Gentlemen, it is virtually impossible for me to convey to you fully the many hardships and difficulties encountered by a voluntary agency, committed to the pursuit of gathering funds for research to prevent blindness. It seems that the tangible aids, such as Braille books, Seeing Eye dogs, and other rehabilitation services to those already blind, have far more dramatic appeal to the "contributing public" than does the appeal for research funds to find the causes, the treatments, and the cures of blinding eye diseases. Thankfully, there are any number of agencies which care for people after blindness has struck, but do you not agree that the time is overdue when research to prevent this tragedy should receive at least equal attention? I feel confident that with unyielding perseverance, in time public recognition and support of this important branch of medical research will come. However, we must not wait for this public recognition; we cannot and dare not in view of the distressing facts and overwhelming need. Gentlemen, I cannot stress too strongly the inability of the voluntary agency at this stage to shoulder this grave responsibility singlehandedly.

I have had occasion recently to meet with the distinguished members of our scientific advisory board and can attest to their strong belief in the great potential that research holds for finding the solutions to the problems now producing blindness.
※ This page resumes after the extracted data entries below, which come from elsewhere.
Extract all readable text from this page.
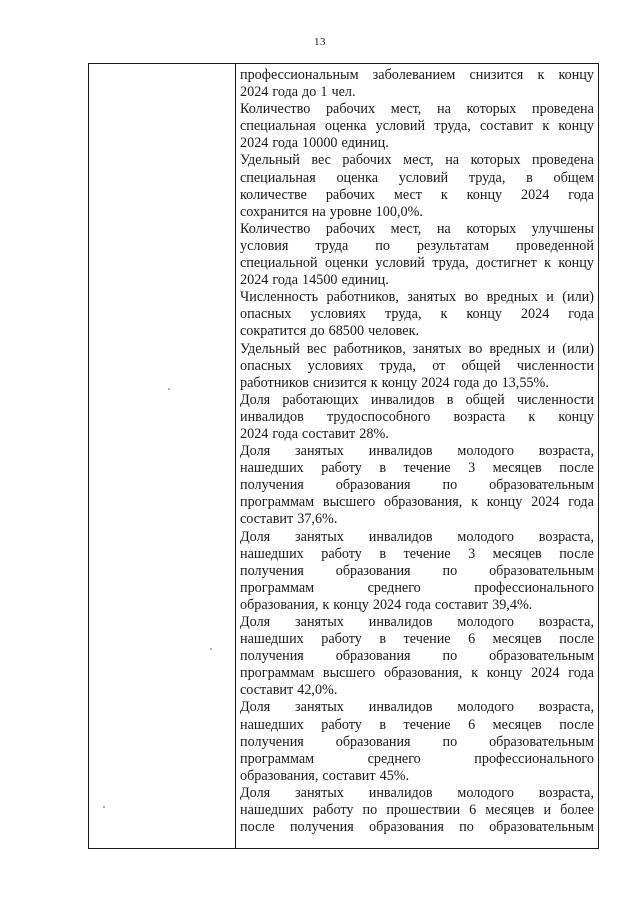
13
профессиональным заболеванием снизится к концу
2024 года до 1 чел.
Количество рабочих мест, на которых проведена
специальная оценка условий труда, составит к концу
2024 года 10000 единиц.
Удельный вес рабочих мест, на которых проведена
специальная оценка условий труда, в общем
количестве рабочих мест к концу 2024 года
сохранится на уровне 100,0%.
Количество рабочих мест, на которых улучшены
условия труда по результатам проведенной
специальной оценки условий труда, достигнет к концу
2024 года 14500 единиц.
Численность работников, занятых во вредных и (или)
опасных условиях труда, к концу 2024 года
сократится до 68500 человек.
Удельный вес работников, занятых во вредных и (или)
опасных условиях труда, от общей численности
работников снизится к концу 2024 года до 13,55%.
Доля работающих инвалидов в общей численности
инвалидов трудоспособного возраста к концу
2024 года составит 28%.
Доля занятых инвалидов молодого возраста,
нашедших работу в течение 3 месяцев после
получения образования по образовательным
программам высшего образования, к концу 2024 года
составит 37,6%.
Доля занятых инвалидов молодого возраста,
нашедших работу в течение 3 месяцев после
получения образования по образовательным
программам	среднего	профессионального
образования, к концу 2024 года составит 39,4%.
Доля занятых инвалидов молодого возраста,
нашедших работу в течение 6 месяцев после
получения образования по образовательным
программам высшего образования, к концу 2024 года
составит 42,0%.
Доля занятых инвалидов молодого возраста,
нашедших работу в течение 6 месяцев после
получения образования по образовательным
программам	среднего	профессионального
образования, составит 45%.
Доля занятых инвалидов молодого возраста,
нашедших работу по прошествии 6 месяцев и более
после получения образования по образовательным
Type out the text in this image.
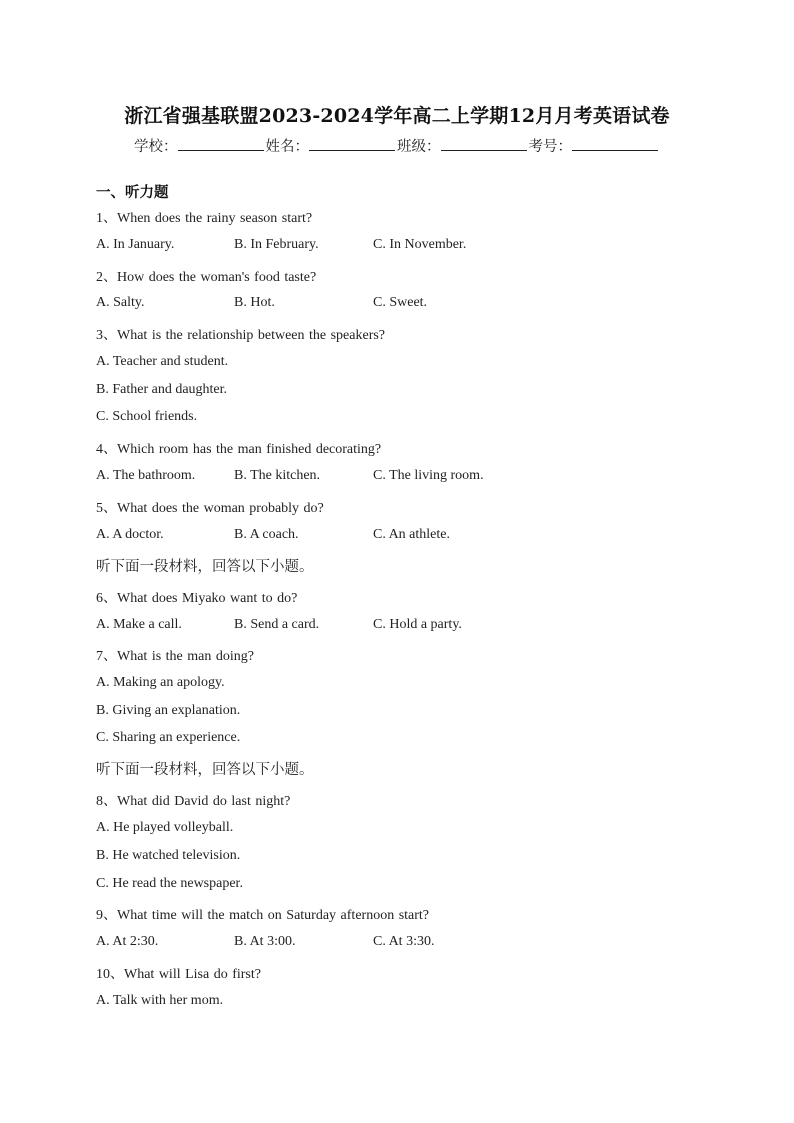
浙江省强基联盟2023-2024学年高二上学期12月月考英语试卷
学校：	姓名：	班级：	考号：
一、听力题
1、When does the rainy season start?
A. In January.	B. In February.	C. In November.
2、How does the woman's food taste?
A. Salty.	B. Hot.	C. Sweet.
3、What is the relationship between the speakers?
A. Teacher and student.
B. Father and daughter.
C. School friends.
4、Which room has the man finished decorating?
A. The bathroom.	B. The kitchen.	C. The living room.
5、What does the woman probably do?
A. A doctor.	B. A coach.	C. An athlete.
听下面一段材料，回答以下小题。
6、What does Miyako want to do?
A. Make a call.	B. Send a card.	C. Hold a party.
7、What is the man doing?
A. Making an apology.
B. Giving an explanation.
C. Sharing an experience.
听下面一段材料，回答以下小题。
8、What did David do last night?
A. He played volleyball.
B. He watched television.
C. He read the newspaper.
9、What time will the match on Saturday afternoon start?
A. At 2:30.	B. At 3:00.	C. At 3:30.
10、What will Lisa do first?
A. Talk with her mom.
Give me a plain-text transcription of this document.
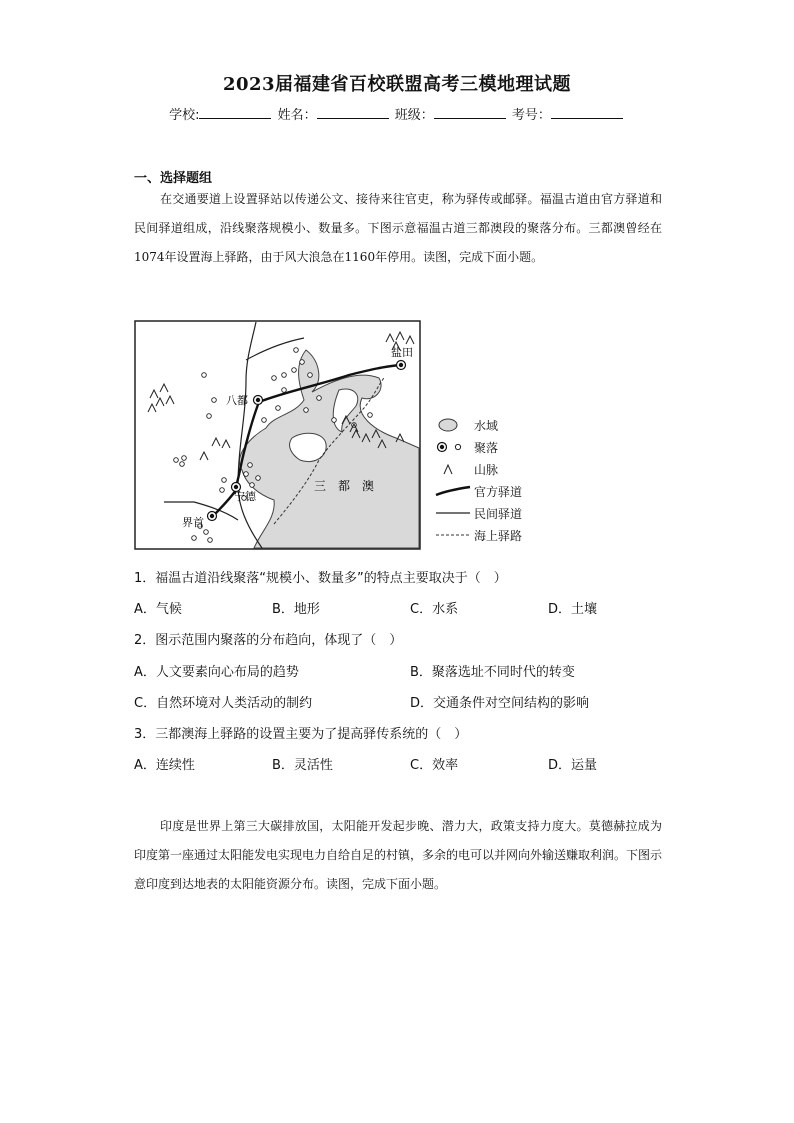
2023届福建省百校联盟高考三模地理试题
学校:	姓名：	班级：	考号：
一、选择题组
在交通要道上设置驿站以传递公文、接待来往官吏，称为驿传或邮驿。福温古道由官方驿道和民间驿道组成，沿线聚落规模小、数量多。下图示意福温古道三都澳段的聚落分布。三都澳曾经在1074年设置海上驿路，由于风大浪急在1160年停用。读图，完成下面小题。
盐田
八都
宁德
界首
三　都　澳
水域
聚落
山脉
官方驿道
民间驿道
海上驿路
1．福温古道沿线聚落“规模小、数量多”的特点主要取决于（　）
A．气候	B．地形	C．水系	D．土壤
2．图示范围内聚落的分布趋向，体现了（　）
A．人文要素向心布局的趋势	B．聚落选址不同时代的转变
C．自然环境对人类活动的制约	D．交通条件对空间结构的影响
3．三都澳海上驿路的设置主要为了提高驿传系统的（　）
A．连续性	B．灵活性	C．效率	D．运量
印度是世界上第三大碳排放国，太阳能开发起步晚、潜力大，政策支持力度大。莫德赫拉成为印度第一座通过太阳能发电实现电力自给自足的村镇，多余的电可以并网向外输送赚取利润。下图示意印度到达地表的太阳能资源分布。读图，完成下面小题。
I welcome this occasion to tell you of the enormous value they place on the contribution the National Institute of Neurological Diseases and Blindness has already made in stimulating research activity in this area of medical research by the financial assistance it has given to date. It is imperative that such support not be withdrawn. It must instead be increased. The research activity which it has inspired should not be inhibited. It must rather be encouraged, and extended. ACTH and cortisone is one demonstration of the miracle of research. In the September 1953 issue of Today's Health, an article appeared by Paul de Kruif, in which he discusses the amazing healing and curative effects resulting from research in these hormones.